Opdracht: Uitgaven - vmbo-b34

Opdracht: Uitgaven - vmbo-b34

Uitgaven

Intro

Hieronder zie je twaalf producten.

1 brood

5 huur woning

9 schoenen

2 taxirit

6 gas en elektra

10 telefoonabonnement

3 scooter

7 vakantie

11 popconcert

4 rijst

8 naar de kapper

12 reparatie fiets


Wat denk jij?

  • Welke van bovenstaande producten kun je aanraken?
    En welke producten kun je niet aanraken?
  • Welke producten gebruik je dagelijks?
    En welke producten gebruik je maar heel soms?
  • Welke producten zou je echt niet kunnen missen?
    En welke producten kun je eigenlijk best missen?

Bespreek de antwoorden met een klasgenoot.

Wat kan ik straks?

Aan het eind van deze opdracht kun je:

  • het verschil tussen goederen en diensten uitleggen aan de hand van een voorbeeld.
  • duidelijk maken dat je uitgaven onder kunt verdelen in dagelijkse uitgaven, vaste uitgaven en incidentele uitgaven door voor elk een voorbeeld te geven.
  • voorbeelden geven van noodzakelijke producten en luxe producten en zo het verschil tussen de twee duidelijk maken.
  • noodzakelijke en luxe producten signaleren en herkennen uit een gegeven context.

Wat ga ik doen?

Activiteiten

Aan de slag

Stap

Leervragen

Stap 1

Wat is het verschil tussen goederen en diensten?

Stap 2

Welke drie verschillende uitgaven heeft een gezin?

Stap 3

Horen telefoonkosten tot vaste uitgaven of tot dagelijkse uitgaven?

Stap 4

Wat zijn primaire producten en wat zijn secundaire producten?

Stap 5

Kun je voorbeelden geven van primaire goederen, primaire diensten, secundaire goederen en secundaire diesnten?

Afronding

Onderdeel

Activiteit

Samenvatting

Samenvattende sleepoefening maken.

Eindopdracht

Maak een begrippenlijst bij de opdracht.

Terugkijken

Terugkijken op de opdracht.

 

Tijd
Voor deze opdracht heb je ongeveer 2 uur nodig.

Aan de slag

Stap 1: Goederen en diensten

In de oefening leer je het verschil tussen goederen en diensten.
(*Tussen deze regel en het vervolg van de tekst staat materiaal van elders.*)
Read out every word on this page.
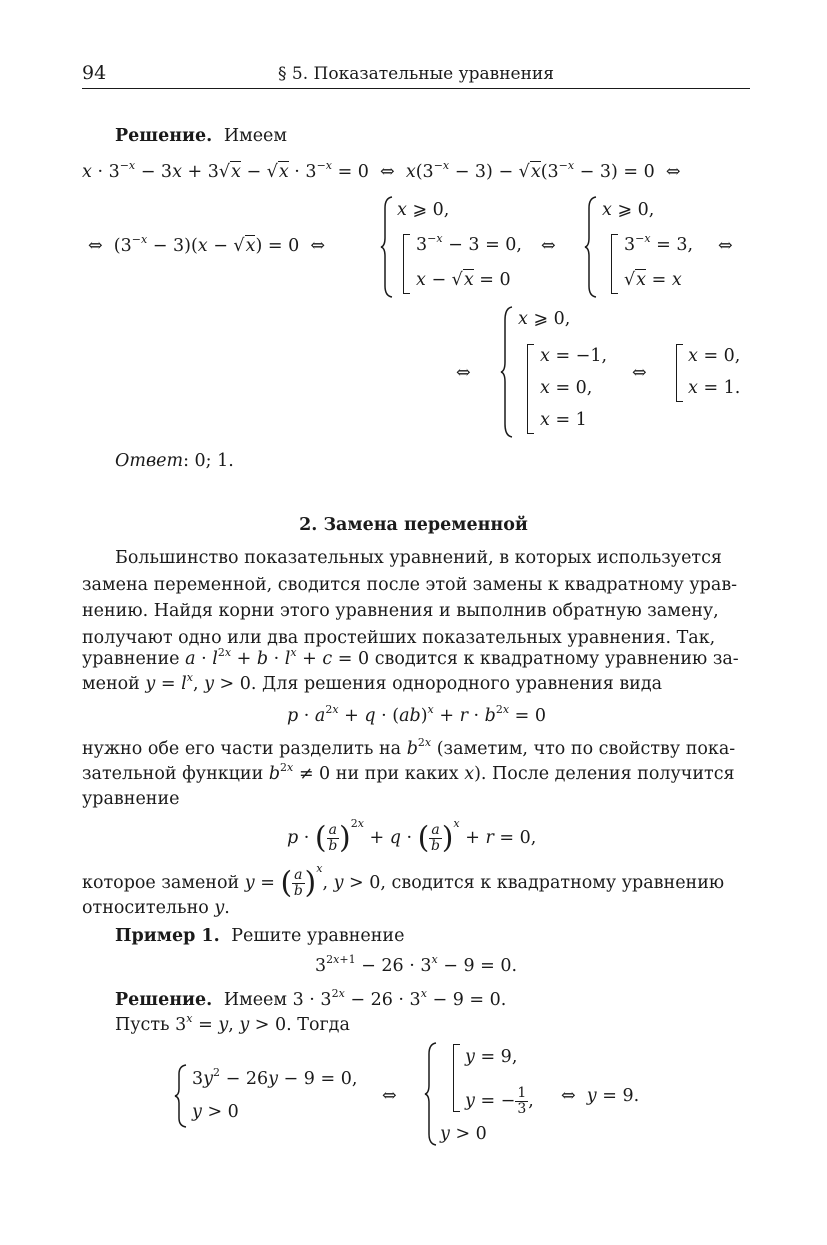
94	§ 5. Показательные уравнения
Решение. Имеем
$x \cdot 3^{-x} - 3x + 3√x - √x \cdot 3^{-x} = 0$  ⇔  $x(3^{-x} - 3) - √x(3^{-x} - 3) = 0$  ⇔
⇔  $(3^{-x} - 3)(x - √x) = 0$  ⇔
x ⩾ 0,
$3^{-x} - 3 = 0$,
x − √x = 0
⇔
x ⩾ 0,
$3^{-x} = 3$,
√x = x
⇔
⇔
x ⩾ 0,
x = −1,
x = 0,
x = 1
⇔
x = 0,
x = 1.
Ответ: 0; 1.
2. Замена переменной
Большинство показательных уравнений, в которых используется
замена переменной, сводится после этой замены к квадратному урав-
нению. Найдя корни этого уравнения и выполнив обратную замену,
получают одно или два простейших показательных уравнения. Так,
уравнение $a \cdot l^{2x} + b \cdot l^x + c = 0$ сводится к квадратному уравнению за-
меной $y = l^x$, y > 0. Для решения однородного уравнения вида
$p \cdot a^{2x} + q \cdot (ab)^x + r \cdot b^{2x} = 0$
нужно обе его части разделить на $b^{2x}$ (заметим, что по свойству пока-
зательной функции $b^{2x} \ne 0$ ни при каких x). После деления получится
уравнение
p · ( $\frac{a}{b} )^{2x} + q$ · ( $\frac{a}{b} )^x + r = 0$,
которое заменой y = ( $\frac{a}{b} )^x$, y > 0, сводится к квадратному уравнению
относительно y.
Пример 1. Решите уравнение
$3^{2x+1} - 26 \cdot 3^x - 9 = 0$.
Решение. Имеем $3 \cdot 3^{2x} - 26 \cdot 3^x - 9 = 0$.
Пусть $3^x = y$, y > 0. Тогда
$3y^2 - 26y - 9 = 0$,
y > 0
⇔
y = 9,
y = − $\frac{1}{3}$ ,
y > 0
⇔  y = 9.
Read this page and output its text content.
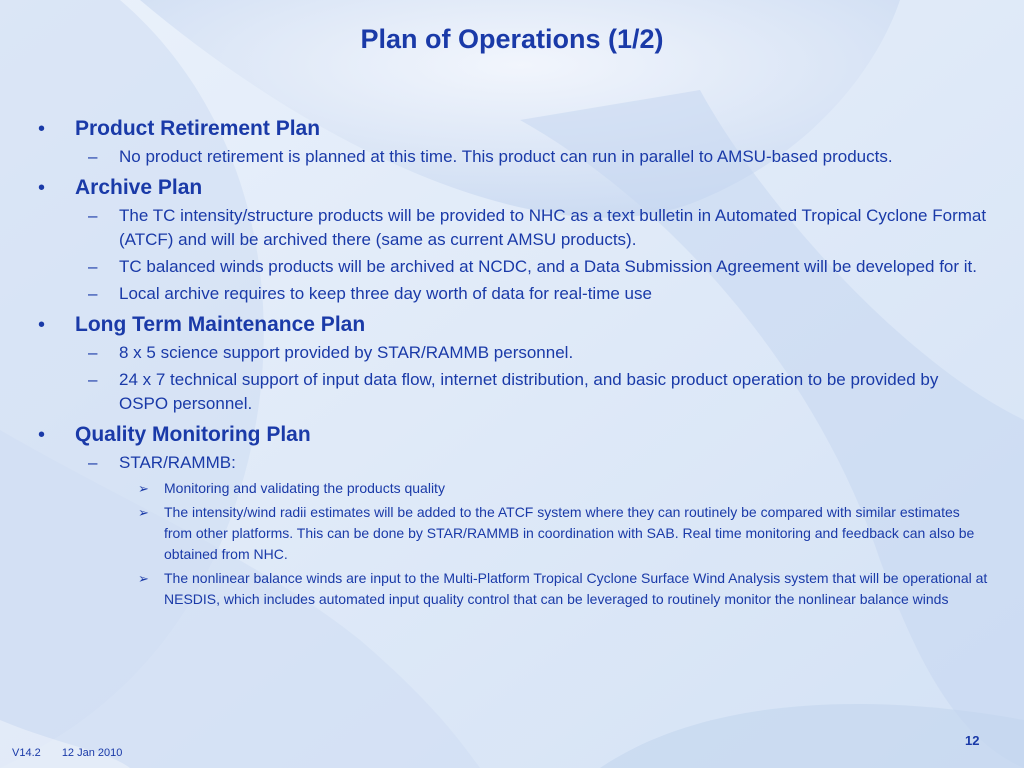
Plan of Operations (1/2)
• Product Retirement Plan
– No product retirement is planned at this time. This product can run in parallel to AMSU-based products.
• Archive Plan
– The TC intensity/structure products will be provided to NHC as a text bulletin in Automated Tropical Cyclone Format (ATCF) and will be archived there (same as current AMSU products).
– TC balanced winds products will be archived at NCDC, and a Data Submission Agreement will be developed for it.
– Local archive requires to keep three day worth of data for real-time use
• Long Term Maintenance Plan
– 8 x 5 science support provided by STAR/RAMMB personnel.
– 24 x 7 technical support of input data flow, internet distribution, and basic product operation to be provided by OSPO personnel.
• Quality Monitoring Plan
– STAR/RAMMB:
➢ Monitoring and validating the products quality
➢ The intensity/wind radii estimates will be added to the ATCF system where they can routinely be compared with similar estimates from other platforms. This can be done by STAR/RAMMB in coordination with SAB. Real time monitoring and feedback can also be obtained from NHC.
➢ The nonlinear balance winds are input to the Multi-Platform Tropical Cyclone Surface Wind Analysis system that will be operational at NESDIS, which includes automated input quality control that can be leveraged to routinely monitor the nonlinear balance winds
V14.2 12 Jan 2010
12
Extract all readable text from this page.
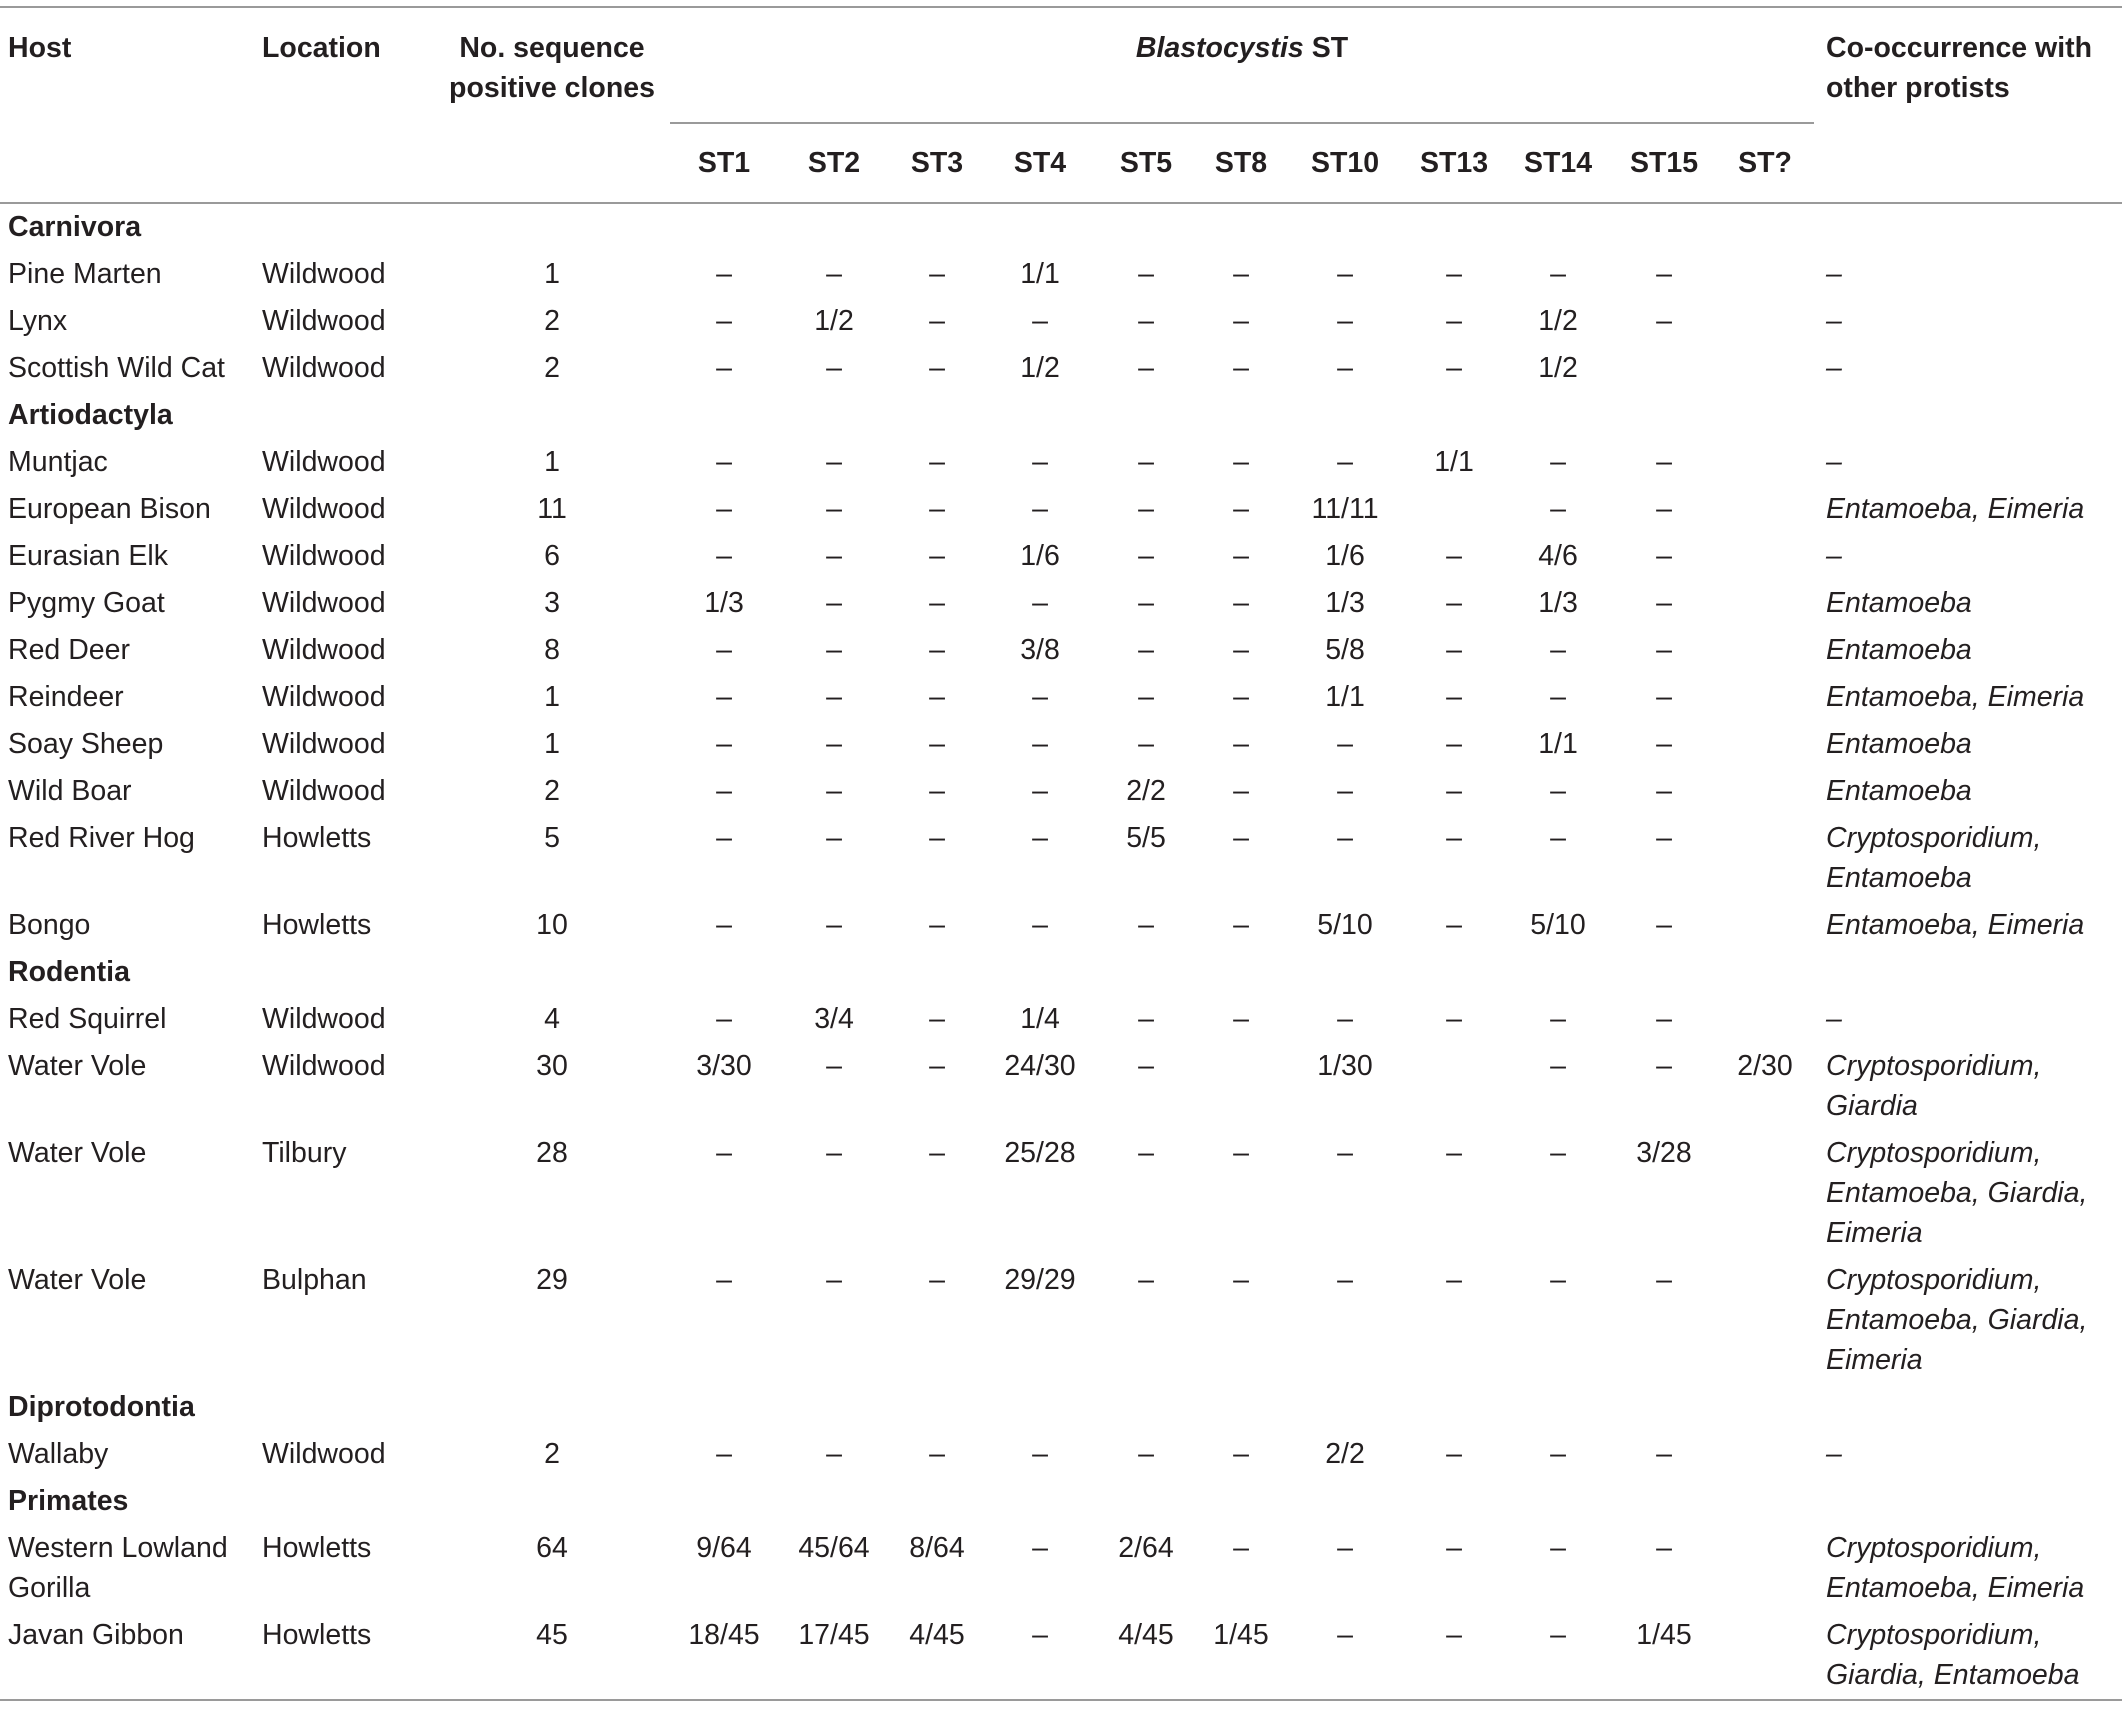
Host	Location	No. sequence
positive clones	Blastocystis ST											Co-occurrence with
other protists
			ST1	ST2	ST3	ST4	ST5	ST8	ST10	ST13	ST14	ST15	ST?	

Carnivora														
Pine Marten	Wildwood	1	–	–	–	1/1	–	–	–	–	–	–		–
Lynx	Wildwood	2	–	1/2	–	–	–	–	–	–	1/2	–		–
Scottish Wild Cat	Wildwood	2	–	–	–	1/2	–	–	–	–	1/2			–
Artiodactyla														
Muntjac	Wildwood	1	–	–	–	–	–	–	–	1/1	–	–		–
European Bison	Wildwood	11	–	–	–	–	–	–	11/11		–	–		Entamoeba, Eimeria
Eurasian Elk	Wildwood	6	–	–	–	1/6	–	–	1/6	–	4/6	–		–
Pygmy Goat	Wildwood	3	1/3	–	–	–	–	–	1/3	–	1/3	–		Entamoeba
Red Deer	Wildwood	8	–	–	–	3/8	–	–	5/8	–	–	–		Entamoeba
Reindeer	Wildwood	1	–	–	–	–	–	–	1/1	–	–	–		Entamoeba, Eimeria
Soay Sheep	Wildwood	1	–	–	–	–	–	–	–	–	1/1	–		Entamoeba
Wild Boar	Wildwood	2	–	–	–	–	2/2	–	–	–	–	–		Entamoeba
Red River Hog	Howletts	5	–	–	–	–	5/5	–	–	–	–	–		Cryptosporidium, Entamoeba
Bongo	Howletts	10	–	–	–	–	–	–	5/10	–	5/10	–		Entamoeba, Eimeria
Rodentia														
Red Squirrel	Wildwood	4	–	3/4	–	1/4	–	–	–	–	–	–		–
Water Vole	Wildwood	30	3/30	–	–	24/30	–		1/30		–	–	2/30	Cryptosporidium, Giardia
Water Vole	Tilbury	28	–	–	–	25/28	–	–	–	–	–	3/28		Cryptosporidium, Entamoeba, Giardia, Eimeria
Water Vole	Bulphan	29	–	–	–	29/29	–	–	–	–	–	–		Cryptosporidium, Entamoeba, Giardia, Eimeria
Diprotodontia														
Wallaby	Wildwood	2	–	–	–	–	–	–	2/2	–	–	–		–
Primates														
Western Lowland Gorilla	Howletts	64	9/64	45/64	8/64	–	2/64	–	–	–	–	–		Cryptosporidium, Entamoeba, Eimeria
Javan Gibbon	Howletts	45	18/45	17/45	4/45	–	4/45	1/45	–	–	–	1/45		Cryptosporidium, Giardia, Entamoeba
Stap 2: Verschillende uitgaven

De uitgaven van een gezin kun je verdelen in drie groepen:

  • Dagelijkse uitgaven: uitgaven die bijna dagelijks voorkomen.
    Deze uitgaven worden ook wel huishoudelijke uitgaven genoemd, voor deze uitgaven hoef je niet te sparen.
    Voorbeeld: boodschappen doen.
  • Vaste uitgaven: uitgaven die regelmatig voorkomen.
    Voorbeeld: een abonnement op de krant.
  • Incidentele uitgaven: meestal onverwachte uitgaven.
    Voor deze uitgaven moet vaak gespaard worden,
    Voorbeeld: een reparatie aan de auto.

Gebruik de informatie over de soorten uitgaven in de oefening.

Stap 3: Telefoonkosten

Van sommige uitgaven is het niet meteen duidelijk tot welke soort hij hoort.
Bekijk de situatie in de oefening.

Stap 4: Primaire/secundaire producten

Er zijn producten die je nodig hebt om te leven.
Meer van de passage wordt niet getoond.